Dutch exhibition “Around Mondriaan” gives eyes, but also ears and nose a living | Art & Literature

The Kunstmuseum in The Hague will open a new exhibition on Saturday about Piet Mondrian, who was born 150 years ago. The exhibition “Around Mondriaan”, curated by director Benno Tempel and curator Caro Verbeek, goes further than works of art on the wall. In addition to their eyes, visitors will also be able to feed their ears and nose.

For example, musicians Steven Brunsmann and Marco Spaventi composed a completely new techno piece, based on Mondrian’s ideas about music. This will be available for listening to the exhibition via a special app, as will the sounds of Jacob van Domselaer (1890-1960), who converted Mondrian’s painting into music at the beginning of the last century.
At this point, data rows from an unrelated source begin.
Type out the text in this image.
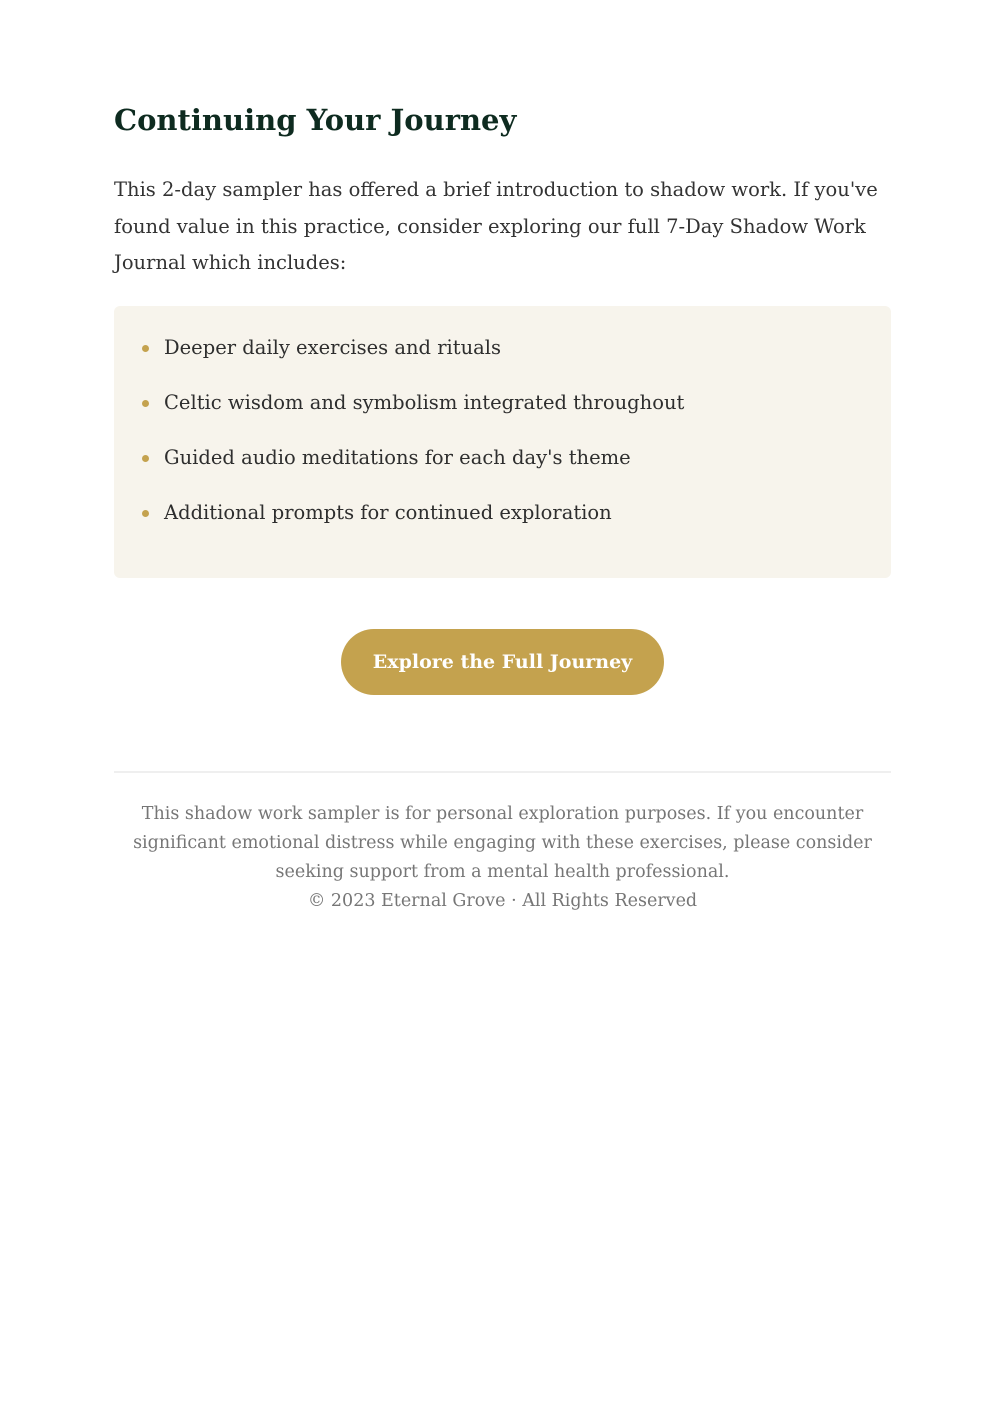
Continuing Your Journey

This 2-day sampler has offered a brief introduction to shadow work. If you've found value in this practice, consider exploring our full 7-Day Shadow Work Journal which includes:

Deeper daily exercises and rituals
Celtic wisdom and symbolism integrated throughout
Guided audio meditations for each day's theme
Additional prompts for continued exploration
Explore the Full Journey

This shadow work sampler is for personal exploration purposes. If you encounter significant emotional distress while engaging with these exercises, please consider seeking support from a mental health professional.

© 2023 Eternal Grove · All Rights Reserved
Music was much more often associated with Mondrian, for example, during his lifetime piano concerts were given on special evenings when his work could be seen.

New fragrance

Birgit Sijbrands and Anh Ngo of fragrance producer IFF also created a new fragrance. According to the museum, it is “inspired by the rhythm and dynamics of the Victory Boogie Woogie”, one of his most famous works. They looked, among other things, at which scents evoke associations with certain colours.

The museum also evokes the scents that must have hung in Mondrian’s studios in Amsterdam, Paris and New York. Caro Verbeek, who is a scent historian, looked into this. “In Amsterdam he still had a lot of things to paint, such as a cashmere shawl and a Persian carpet. There was also a lot of smoking and it was damp.” In Paris he complained about his coal stove and the smell of the nearby Gare Montparnasse station also entered him, Verbeek knows. “In New York he started working with tape and glue, he ate a lot of oranges and he used orange boxes to make furniture.”